À la suite d’un interrogatoire subi par Groult, une perquisition fut ordonnée au domicile de l’inculpé. Un commissaire de police, assisté d’un serrurier, se présenta un matin à l’hôtel. On vint avertir madame Haviland qu’il saisissait des papiers dans le pavillon du concierge, et qu’il demanderait, dans une heure ou deux, à la maîtresse de la maison, la faveur d’un moment d’entretien. Hélène reçut cette nouvelle comme un coup de maillet. Elle voyait dans sa chambre, distinctement, son mari décomposé, mais correct, très calme et très content. Elle le voyait, il était assis, feuilletait une revue, semblait tranquille comme un homme rentré chez soi. Bien que ses yeux fussent entièrement délayés et tout mêlés de terre, il aperçut un brin de fil sur le tapis de la table et l’ôta délicatement comme il faisait tous les jours quand il vivait, puis il disparut. Alors les terreurs d’Hélène changèrent. Dans son ignorance des choses, elle s’imagina la justice acharnée contre elle, lui arrachant l’aveu de ses plus secrètes pensées et l’envoyant sur le même échafaud que le domestique Groult. Tout ce qu’elle avait lu du supplice de Marie-Antoinette lui revenait à la mémoire. Elle sentait sur sa nuque le froid des ciseaux du bourreau. La folie de la peur l’envahit tout entière. Les frôlements de son peignoir la faisaient s’évanouir à demi.

Vers dix heures, elle entendit un claquement de portes.

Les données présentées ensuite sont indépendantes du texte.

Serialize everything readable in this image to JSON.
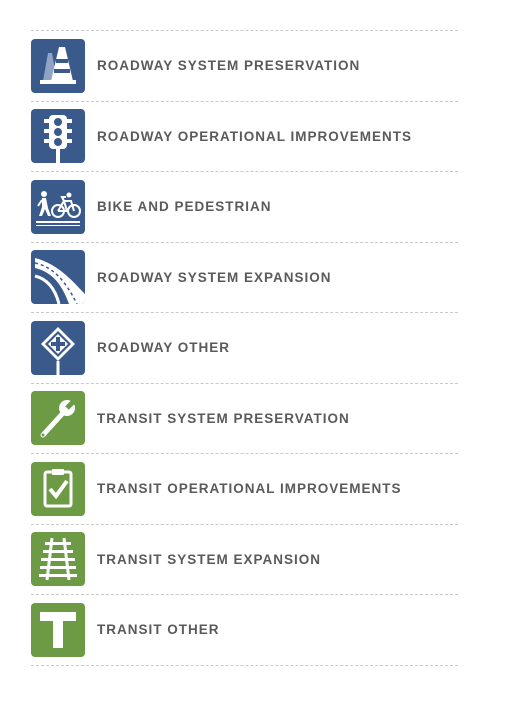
{
  "colors": {
    "roadway": "#3a5a8c",
    "transit": "#6d9a45",
    "label": "#5a5a5a",
    "divider": "#c9c9c9"
  },
  "legend": {
    "items": [
      {
        "label": "ROADWAY SYSTEM PRESERVATION",
        "icon": "traffic-cone-icon",
        "category": "roadway"
      },
      {
        "label": "ROADWAY OPERATIONAL IMPROVEMENTS",
        "icon": "traffic-light-icon",
        "category": "roadway"
      },
      {
        "label": "BIKE AND PEDESTRIAN",
        "icon": "pedestrian-bicycle-icon",
        "category": "roadway"
      },
      {
        "label": "ROADWAY SYSTEM EXPANSION",
        "icon": "curved-road-icon",
        "category": "roadway"
      },
      {
        "label": "ROADWAY OTHER",
        "icon": "intersection-sign-icon",
        "category": "roadway"
      },
      {
        "label": "TRANSIT SYSTEM PRESERVATION",
        "icon": "wrench-icon",
        "category": "transit"
      },
      {
        "label": "TRANSIT OPERATIONAL IMPROVEMENTS",
        "icon": "clipboard-check-icon",
        "category": "transit"
      },
      {
        "label": "TRANSIT SYSTEM EXPANSION",
        "icon": "rail-track-icon",
        "category": "transit"
      },
      {
        "label": "TRANSIT OTHER",
        "icon": "t-letter-icon",
        "category": "transit"
      }
    ]
  }
}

Elle ouvrit la fenêtre pour se tuer ou se sauver ; elle n’en savait rien. C’était son neveu Georges qui revenait, comme à l’ordinaire, du collège. Il jeta ses livres avec mauvaise humeur sur la table et, par hasard, regarda sa tante.

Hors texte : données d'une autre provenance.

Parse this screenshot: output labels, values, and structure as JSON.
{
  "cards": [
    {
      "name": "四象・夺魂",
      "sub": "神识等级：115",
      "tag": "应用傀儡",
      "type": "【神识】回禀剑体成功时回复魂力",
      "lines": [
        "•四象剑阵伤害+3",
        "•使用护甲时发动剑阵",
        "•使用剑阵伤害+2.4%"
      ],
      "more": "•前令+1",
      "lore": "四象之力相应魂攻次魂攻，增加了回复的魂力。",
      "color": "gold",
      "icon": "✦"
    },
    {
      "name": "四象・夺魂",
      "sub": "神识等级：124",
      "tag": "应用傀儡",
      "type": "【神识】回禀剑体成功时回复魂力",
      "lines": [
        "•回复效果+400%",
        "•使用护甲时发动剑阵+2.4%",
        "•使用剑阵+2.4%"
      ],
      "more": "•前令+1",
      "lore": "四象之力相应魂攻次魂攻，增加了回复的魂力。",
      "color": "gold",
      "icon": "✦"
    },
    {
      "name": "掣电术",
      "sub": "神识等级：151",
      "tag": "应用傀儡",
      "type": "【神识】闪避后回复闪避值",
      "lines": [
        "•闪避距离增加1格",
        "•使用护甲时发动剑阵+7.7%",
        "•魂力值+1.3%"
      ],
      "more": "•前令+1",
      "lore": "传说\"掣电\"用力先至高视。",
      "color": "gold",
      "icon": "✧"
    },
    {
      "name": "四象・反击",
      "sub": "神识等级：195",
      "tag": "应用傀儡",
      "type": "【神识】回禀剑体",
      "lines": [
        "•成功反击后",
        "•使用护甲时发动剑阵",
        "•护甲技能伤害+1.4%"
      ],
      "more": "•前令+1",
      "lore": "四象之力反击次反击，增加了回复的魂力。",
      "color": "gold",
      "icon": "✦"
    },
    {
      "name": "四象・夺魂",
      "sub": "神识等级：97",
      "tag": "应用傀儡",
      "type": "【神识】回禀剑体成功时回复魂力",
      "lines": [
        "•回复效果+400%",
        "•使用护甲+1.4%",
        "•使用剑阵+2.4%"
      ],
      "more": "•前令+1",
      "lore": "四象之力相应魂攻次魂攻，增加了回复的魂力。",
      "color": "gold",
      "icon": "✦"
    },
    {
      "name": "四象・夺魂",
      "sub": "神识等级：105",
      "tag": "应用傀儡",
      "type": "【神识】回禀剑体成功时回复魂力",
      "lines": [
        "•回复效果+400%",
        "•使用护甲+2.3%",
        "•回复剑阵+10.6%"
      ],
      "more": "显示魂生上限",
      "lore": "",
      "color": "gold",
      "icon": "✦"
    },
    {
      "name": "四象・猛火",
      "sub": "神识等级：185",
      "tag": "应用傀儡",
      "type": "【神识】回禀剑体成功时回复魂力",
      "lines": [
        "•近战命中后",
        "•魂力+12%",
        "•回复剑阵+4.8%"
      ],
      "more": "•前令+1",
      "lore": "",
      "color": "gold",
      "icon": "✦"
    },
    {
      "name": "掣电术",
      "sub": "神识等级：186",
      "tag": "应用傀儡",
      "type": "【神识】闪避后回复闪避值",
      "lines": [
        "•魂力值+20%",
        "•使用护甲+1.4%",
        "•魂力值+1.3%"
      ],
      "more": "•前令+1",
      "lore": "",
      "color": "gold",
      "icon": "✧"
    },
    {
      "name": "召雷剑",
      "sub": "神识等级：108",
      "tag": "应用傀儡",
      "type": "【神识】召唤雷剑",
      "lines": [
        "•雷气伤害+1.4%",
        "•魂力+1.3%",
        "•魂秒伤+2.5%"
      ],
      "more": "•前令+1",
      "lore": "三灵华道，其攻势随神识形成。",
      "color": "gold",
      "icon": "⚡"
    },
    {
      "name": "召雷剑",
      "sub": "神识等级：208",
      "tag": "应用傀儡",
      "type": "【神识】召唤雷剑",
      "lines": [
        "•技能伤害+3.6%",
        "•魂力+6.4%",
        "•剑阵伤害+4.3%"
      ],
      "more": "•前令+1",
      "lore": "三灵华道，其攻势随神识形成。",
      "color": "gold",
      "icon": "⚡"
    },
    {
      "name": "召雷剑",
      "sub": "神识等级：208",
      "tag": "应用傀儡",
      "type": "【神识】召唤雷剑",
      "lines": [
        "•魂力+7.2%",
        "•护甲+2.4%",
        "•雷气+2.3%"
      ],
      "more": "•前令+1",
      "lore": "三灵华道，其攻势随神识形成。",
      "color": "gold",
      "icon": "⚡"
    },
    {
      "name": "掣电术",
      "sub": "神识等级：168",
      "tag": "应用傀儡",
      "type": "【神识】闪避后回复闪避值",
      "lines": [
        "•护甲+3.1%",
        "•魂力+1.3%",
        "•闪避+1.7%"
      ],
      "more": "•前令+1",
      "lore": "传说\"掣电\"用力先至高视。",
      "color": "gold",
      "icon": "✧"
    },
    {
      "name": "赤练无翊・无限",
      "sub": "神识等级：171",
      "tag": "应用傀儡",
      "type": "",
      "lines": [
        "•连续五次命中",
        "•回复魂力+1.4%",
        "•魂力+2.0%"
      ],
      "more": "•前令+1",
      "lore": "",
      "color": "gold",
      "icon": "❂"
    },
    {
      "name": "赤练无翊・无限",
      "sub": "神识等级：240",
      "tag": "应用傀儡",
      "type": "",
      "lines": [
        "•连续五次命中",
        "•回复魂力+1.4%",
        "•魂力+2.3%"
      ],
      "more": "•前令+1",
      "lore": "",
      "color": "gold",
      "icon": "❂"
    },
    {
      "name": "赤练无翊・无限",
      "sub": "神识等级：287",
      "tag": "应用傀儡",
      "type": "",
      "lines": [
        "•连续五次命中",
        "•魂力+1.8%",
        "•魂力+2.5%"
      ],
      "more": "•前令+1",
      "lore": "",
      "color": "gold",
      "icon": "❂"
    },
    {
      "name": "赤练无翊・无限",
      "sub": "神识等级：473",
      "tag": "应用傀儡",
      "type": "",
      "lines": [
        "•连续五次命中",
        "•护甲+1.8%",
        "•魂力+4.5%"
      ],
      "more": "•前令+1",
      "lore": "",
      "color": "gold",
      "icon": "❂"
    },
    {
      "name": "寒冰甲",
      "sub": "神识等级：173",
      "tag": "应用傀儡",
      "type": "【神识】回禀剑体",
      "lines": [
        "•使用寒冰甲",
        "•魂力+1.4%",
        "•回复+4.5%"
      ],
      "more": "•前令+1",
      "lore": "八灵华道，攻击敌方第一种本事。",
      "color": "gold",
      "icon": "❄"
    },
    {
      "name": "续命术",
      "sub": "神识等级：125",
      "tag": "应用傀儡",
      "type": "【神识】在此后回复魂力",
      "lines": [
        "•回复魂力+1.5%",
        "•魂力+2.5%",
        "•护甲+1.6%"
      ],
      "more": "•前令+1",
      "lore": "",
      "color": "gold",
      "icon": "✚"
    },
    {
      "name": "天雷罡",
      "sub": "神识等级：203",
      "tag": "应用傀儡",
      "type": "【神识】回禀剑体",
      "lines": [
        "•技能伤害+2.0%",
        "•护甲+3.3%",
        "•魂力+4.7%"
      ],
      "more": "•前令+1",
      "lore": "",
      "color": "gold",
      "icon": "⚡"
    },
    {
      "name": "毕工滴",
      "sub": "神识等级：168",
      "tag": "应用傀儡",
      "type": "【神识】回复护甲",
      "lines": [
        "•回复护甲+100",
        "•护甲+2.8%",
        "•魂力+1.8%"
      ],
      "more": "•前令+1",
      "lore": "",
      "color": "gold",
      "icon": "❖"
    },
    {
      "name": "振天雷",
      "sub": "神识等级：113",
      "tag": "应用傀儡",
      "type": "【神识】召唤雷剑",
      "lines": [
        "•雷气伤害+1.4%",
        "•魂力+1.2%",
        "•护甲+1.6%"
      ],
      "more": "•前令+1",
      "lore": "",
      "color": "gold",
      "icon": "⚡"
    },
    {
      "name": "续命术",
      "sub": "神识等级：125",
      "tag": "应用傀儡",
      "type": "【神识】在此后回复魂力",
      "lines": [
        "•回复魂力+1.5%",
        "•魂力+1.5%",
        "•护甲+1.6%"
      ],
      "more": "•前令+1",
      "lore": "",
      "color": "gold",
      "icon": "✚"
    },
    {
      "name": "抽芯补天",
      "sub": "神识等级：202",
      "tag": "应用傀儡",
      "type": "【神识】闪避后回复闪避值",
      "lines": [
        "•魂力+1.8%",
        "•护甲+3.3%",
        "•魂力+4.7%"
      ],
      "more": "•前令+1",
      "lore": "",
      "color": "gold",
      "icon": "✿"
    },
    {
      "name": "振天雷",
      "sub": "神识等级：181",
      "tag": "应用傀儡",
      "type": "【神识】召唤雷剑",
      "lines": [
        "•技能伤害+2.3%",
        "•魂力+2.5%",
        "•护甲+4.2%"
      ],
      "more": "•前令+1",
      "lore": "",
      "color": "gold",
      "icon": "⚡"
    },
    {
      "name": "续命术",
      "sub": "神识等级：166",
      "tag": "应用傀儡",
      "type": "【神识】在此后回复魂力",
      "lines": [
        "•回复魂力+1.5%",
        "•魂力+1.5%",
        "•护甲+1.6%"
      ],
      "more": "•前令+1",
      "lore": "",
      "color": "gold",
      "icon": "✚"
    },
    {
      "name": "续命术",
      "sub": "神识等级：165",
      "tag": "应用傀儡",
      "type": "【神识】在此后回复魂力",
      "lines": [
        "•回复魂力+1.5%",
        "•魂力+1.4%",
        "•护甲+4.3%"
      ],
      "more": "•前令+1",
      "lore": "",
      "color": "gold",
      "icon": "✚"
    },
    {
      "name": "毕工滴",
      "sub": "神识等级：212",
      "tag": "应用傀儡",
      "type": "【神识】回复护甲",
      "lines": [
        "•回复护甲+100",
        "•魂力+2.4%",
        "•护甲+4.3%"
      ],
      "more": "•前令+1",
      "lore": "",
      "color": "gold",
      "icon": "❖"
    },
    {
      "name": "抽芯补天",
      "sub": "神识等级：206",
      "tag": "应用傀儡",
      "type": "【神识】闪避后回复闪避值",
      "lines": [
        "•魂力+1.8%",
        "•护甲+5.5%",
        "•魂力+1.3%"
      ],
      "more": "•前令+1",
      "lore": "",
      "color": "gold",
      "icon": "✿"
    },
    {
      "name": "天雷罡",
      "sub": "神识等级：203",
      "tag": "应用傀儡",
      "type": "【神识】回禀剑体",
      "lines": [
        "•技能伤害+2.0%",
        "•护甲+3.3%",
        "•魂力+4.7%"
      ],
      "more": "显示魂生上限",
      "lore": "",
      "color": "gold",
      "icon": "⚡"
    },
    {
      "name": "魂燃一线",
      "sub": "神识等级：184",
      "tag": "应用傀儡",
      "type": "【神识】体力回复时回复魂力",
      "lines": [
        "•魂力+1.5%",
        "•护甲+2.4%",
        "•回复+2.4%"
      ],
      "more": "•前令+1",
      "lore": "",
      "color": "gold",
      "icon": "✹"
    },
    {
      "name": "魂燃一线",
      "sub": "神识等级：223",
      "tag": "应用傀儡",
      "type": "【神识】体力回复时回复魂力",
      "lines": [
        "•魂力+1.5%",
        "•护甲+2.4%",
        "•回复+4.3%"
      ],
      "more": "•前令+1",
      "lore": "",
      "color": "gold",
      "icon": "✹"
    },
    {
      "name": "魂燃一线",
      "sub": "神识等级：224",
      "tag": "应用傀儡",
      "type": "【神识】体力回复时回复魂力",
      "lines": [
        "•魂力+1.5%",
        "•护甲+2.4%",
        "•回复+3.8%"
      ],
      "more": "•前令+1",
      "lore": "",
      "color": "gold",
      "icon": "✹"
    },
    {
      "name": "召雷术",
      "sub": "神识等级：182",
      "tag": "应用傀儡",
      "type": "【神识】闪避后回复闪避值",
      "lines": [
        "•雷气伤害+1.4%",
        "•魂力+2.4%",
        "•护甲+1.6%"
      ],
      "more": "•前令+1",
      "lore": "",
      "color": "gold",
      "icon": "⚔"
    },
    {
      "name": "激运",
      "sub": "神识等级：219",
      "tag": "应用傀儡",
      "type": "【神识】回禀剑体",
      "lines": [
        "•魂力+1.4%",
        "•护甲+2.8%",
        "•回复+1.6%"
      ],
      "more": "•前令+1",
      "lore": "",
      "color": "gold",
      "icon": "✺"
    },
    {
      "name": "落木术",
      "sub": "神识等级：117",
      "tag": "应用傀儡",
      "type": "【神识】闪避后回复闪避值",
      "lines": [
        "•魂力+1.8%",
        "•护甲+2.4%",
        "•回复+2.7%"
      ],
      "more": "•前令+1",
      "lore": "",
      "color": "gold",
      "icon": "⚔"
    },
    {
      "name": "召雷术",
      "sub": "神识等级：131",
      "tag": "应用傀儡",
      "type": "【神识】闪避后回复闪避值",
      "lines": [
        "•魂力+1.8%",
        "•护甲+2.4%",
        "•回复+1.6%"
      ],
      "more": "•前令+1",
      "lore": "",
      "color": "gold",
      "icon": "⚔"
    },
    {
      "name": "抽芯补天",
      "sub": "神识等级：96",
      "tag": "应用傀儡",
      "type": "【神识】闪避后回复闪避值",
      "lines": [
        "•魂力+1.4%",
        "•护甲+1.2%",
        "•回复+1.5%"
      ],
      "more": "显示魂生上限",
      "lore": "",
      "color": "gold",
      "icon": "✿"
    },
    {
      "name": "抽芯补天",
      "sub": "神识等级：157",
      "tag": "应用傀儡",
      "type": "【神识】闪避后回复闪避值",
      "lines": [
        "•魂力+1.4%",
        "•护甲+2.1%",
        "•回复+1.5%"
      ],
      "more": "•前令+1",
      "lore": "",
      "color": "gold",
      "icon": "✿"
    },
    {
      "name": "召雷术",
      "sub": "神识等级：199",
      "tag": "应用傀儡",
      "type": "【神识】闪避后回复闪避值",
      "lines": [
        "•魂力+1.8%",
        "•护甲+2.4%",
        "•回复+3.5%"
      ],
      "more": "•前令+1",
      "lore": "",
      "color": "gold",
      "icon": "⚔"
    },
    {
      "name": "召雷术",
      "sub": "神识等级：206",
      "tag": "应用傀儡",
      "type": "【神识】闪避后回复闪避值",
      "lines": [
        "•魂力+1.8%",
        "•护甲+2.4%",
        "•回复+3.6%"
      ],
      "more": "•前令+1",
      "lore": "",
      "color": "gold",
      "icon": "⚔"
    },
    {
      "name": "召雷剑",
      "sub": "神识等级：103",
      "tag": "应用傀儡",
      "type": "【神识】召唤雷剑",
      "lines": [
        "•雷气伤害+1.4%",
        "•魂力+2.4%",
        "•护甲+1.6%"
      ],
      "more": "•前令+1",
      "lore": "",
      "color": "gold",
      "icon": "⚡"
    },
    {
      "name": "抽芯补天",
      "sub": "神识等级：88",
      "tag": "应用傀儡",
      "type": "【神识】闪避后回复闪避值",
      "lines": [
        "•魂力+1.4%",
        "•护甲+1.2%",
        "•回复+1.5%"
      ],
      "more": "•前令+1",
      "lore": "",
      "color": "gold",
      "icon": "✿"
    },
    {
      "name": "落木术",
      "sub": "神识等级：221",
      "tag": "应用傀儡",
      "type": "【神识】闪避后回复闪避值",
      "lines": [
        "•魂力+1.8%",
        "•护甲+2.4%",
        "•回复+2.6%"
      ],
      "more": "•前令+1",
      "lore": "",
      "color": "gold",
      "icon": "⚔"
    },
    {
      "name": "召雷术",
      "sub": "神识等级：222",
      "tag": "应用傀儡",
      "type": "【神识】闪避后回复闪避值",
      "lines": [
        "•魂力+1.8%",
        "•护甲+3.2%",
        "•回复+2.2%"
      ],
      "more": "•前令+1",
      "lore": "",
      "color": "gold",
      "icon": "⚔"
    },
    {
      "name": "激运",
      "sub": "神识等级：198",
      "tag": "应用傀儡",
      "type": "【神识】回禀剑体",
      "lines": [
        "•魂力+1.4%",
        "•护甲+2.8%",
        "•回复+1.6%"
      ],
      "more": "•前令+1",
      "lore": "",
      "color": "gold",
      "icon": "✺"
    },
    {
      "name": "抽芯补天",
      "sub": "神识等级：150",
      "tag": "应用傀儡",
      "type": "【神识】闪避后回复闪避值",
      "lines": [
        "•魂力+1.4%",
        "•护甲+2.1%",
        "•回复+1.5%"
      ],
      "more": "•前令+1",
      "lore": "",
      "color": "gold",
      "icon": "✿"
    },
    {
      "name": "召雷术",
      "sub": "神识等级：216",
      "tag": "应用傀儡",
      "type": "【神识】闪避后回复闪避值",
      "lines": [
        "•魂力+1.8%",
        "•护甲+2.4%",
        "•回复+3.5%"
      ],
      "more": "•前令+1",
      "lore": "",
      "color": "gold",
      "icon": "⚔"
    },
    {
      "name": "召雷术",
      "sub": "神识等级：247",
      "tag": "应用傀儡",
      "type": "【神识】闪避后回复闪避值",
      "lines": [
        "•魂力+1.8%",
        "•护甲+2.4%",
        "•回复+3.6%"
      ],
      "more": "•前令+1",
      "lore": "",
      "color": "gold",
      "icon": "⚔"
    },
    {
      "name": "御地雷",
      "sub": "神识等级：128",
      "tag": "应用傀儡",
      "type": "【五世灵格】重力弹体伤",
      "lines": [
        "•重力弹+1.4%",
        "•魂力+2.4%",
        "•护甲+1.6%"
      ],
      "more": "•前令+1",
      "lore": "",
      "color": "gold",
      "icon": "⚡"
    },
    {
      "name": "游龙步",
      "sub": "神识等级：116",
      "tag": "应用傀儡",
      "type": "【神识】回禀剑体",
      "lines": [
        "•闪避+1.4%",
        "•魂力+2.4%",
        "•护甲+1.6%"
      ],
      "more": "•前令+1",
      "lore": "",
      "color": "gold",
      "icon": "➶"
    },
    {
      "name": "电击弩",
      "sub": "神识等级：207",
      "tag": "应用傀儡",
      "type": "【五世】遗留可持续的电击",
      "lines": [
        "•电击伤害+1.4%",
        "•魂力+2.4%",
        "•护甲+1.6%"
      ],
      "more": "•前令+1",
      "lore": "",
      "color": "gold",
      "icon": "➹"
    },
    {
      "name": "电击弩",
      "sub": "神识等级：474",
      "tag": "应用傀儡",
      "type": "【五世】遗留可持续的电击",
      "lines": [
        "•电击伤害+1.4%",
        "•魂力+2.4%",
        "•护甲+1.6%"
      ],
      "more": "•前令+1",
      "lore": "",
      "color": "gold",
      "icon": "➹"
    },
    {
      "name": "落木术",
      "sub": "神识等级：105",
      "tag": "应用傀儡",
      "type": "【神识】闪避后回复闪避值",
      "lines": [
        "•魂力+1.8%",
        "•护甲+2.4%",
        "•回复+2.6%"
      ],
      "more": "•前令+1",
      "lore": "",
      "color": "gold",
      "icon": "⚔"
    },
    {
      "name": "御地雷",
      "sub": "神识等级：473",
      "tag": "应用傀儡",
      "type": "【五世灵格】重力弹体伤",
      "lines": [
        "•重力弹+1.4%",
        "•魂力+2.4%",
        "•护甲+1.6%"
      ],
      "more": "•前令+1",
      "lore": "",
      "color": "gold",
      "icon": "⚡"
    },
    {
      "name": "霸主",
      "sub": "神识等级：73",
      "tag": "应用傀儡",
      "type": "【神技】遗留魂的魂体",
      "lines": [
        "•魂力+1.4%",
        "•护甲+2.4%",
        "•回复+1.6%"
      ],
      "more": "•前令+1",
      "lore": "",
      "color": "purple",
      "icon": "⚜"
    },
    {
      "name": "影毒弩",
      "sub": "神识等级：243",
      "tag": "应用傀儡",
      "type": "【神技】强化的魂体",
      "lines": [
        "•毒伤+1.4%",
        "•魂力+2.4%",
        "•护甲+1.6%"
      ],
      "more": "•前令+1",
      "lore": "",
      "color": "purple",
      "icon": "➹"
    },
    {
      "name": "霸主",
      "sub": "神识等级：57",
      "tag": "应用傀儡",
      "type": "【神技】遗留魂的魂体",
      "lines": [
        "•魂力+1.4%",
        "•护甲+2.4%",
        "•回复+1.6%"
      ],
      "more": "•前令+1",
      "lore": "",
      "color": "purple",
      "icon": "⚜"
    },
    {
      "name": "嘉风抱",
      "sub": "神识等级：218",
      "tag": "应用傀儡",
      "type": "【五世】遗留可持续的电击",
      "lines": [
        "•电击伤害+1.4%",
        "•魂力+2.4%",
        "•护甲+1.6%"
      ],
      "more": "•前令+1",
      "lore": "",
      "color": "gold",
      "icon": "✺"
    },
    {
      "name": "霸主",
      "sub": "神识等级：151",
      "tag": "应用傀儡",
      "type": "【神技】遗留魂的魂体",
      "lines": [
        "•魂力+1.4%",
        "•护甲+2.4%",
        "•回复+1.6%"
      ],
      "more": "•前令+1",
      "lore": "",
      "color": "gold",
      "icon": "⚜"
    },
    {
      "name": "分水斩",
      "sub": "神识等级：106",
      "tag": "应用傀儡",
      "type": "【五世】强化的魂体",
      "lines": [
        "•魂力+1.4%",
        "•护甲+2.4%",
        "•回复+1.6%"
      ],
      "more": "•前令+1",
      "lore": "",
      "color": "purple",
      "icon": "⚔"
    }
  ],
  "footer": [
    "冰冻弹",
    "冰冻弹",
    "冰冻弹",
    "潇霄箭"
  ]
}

— Comme tu as de grands yeux aujourd’hui, lui dit-il.

Il ouvrit ses livres, comme à l’ordinaire, en attendant le déjeuner et se plaignit, avec une moue de mauvais écolier, d’avoir à faire une préparation grecque. Puis, assis sur son pied, à un coin de chaise, le menton sur la table trop éloignée, il se mit à feuilleter mollement son dictionnaire. Malgré ses grimaces, il traduisait assez bien. Il faisait en écrivant des taches d’encre qu’il effaçait ensuite avec sa langue.

Elle écoutait stupidement tous les bruits et tressaillait aux coups de pied que l’enfant lançait contre les bâtons de sa chaise. Il imitait la voix grave et le ton guindé de son professeur.

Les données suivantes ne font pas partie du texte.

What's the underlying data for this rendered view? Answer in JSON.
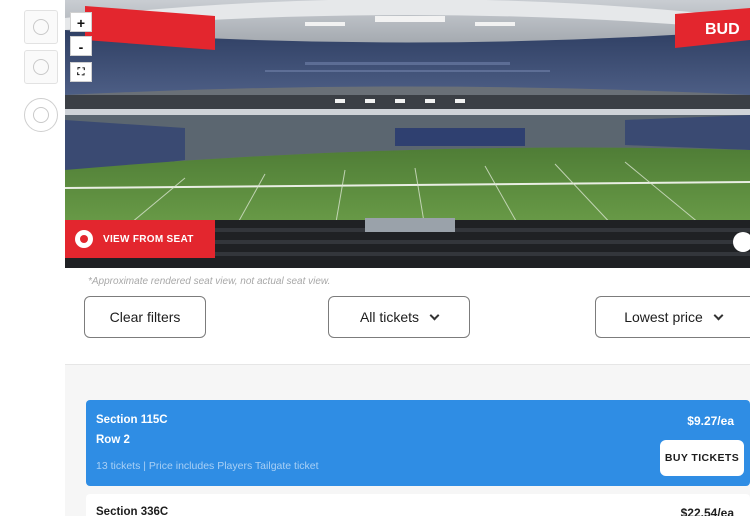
{
  "seat_view": {
    "badge_label": "VIEW FROM SEAT",
    "zoom_in_label": "+",
    "zoom_out_label": "-",
    "disclaimer": "*Approximate rendered seat view, not actual seat view.",
    "scoreboard_text": "BUD"
  },
  "filters": {
    "clear_label": "Clear filters",
    "ticket_filter_selected": "All tickets",
    "sort_selected": "Lowest price"
  },
  "listings": [
    {
      "section": "Section 115C",
      "row": "Row 2",
      "description": "13 tickets | Price includes Players Tailgate ticket",
      "price": "$9.27/ea",
      "buy_label": "BUY TICKETS",
      "selected": true
    },
    {
      "section": "Section 336C",
      "price": "$22.54/ea",
      "selected": false
    }
  ],
  "colors": {
    "accent_red": "#e3262e",
    "selected_card_blue": "#2f8de4",
    "field_green": "#5a8f3e"
  },
  "icons": {
    "rail_top": "zoom-in-circle-icon",
    "rail_middle": "zoom-out-circle-icon",
    "rail_bottom": "search-circle-icon",
    "fullscreen": "fullscreen-icon",
    "view_badge": "target-icon"
  }
}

— Remarquez, messieurs, l’harmonie des vers de Sophocle. Nous ne savons pas comment on les prononçait, nous les prononçons tout de travers ; mais quelle harmonie ! Monsieur Labrunière, vous me conjuguerez dix fois le verbe didômi. Quelle harmonie !

Puis avec sa voix flûtée :

— Ma tante, je te « promets » que mon professeur met des faux cols en papier. Nous l’appelons Python. Saisis-tu pourquoi ? Un jour, il nous a dit : « Messieurs, Python était un monstre d’une laideur répugnante et d’une malignité insigne. » Alors Labrunière a crié tout bas : « C’est comme vous. » Il est fameux, Labrunière ! Dis donc, ma tante, sais-tu que tu es une très belle femme ?

Puis ses idées, après tant de sautillements, se posèrent sur le texte grec. Il faisait le mot à mot, et, comme un oiseau jaseur, remplissait la chambre de sa voix claire, disant tout haut les mots grecs et français qu’il écrivait et s’interrompant pour compter des billes.

Kara théion, la tête divine, Iokastès, de Jocaste, tethneken est morte… Comme c’est bête !… Elle alla… pros ta leké numphica, vers les couches nuptiales,… c’est-à-dire vers la chambre à coucher… Remarquez, messieurs, quelle heureuse expression et quelle harmonie !… Sposa komen, déchirant sa chevelure, kalei elle appelle, Laïon Laïus, nekron, mort. Vois-tu, ma tante, en français, un laïus c’est un sermon, mais en grec c’est un bonhomme que Jocaste avait épousé, et ce mariage-là n’avait pas réussi. S’arrachant les cheveux, elle appelle Laïus mort…

Hélène, à travers ces balbutiements de grec et de français, démêlait une antique et noble histoire de femme désespérée.

Lui, échauffé, près d’en finir, se hâtait.

Eseidomen tèn gunaika krémasten, nous vîmes la femme pendue. Il fit un paraphe qui troua le papier, tira sa langue toute violacée d’encre, puis il chanta :

— Pendue ! pendue ! J’ai fini !

Hélène se leva, toute droite, et monta dans sa chambre avec une allure si calme, si précise, si certaine, qu’elle semblait la figure de la Nécessité.

Enveloppée de son châle noir et de son voile de veuve, elle descendit par l’escalier de service.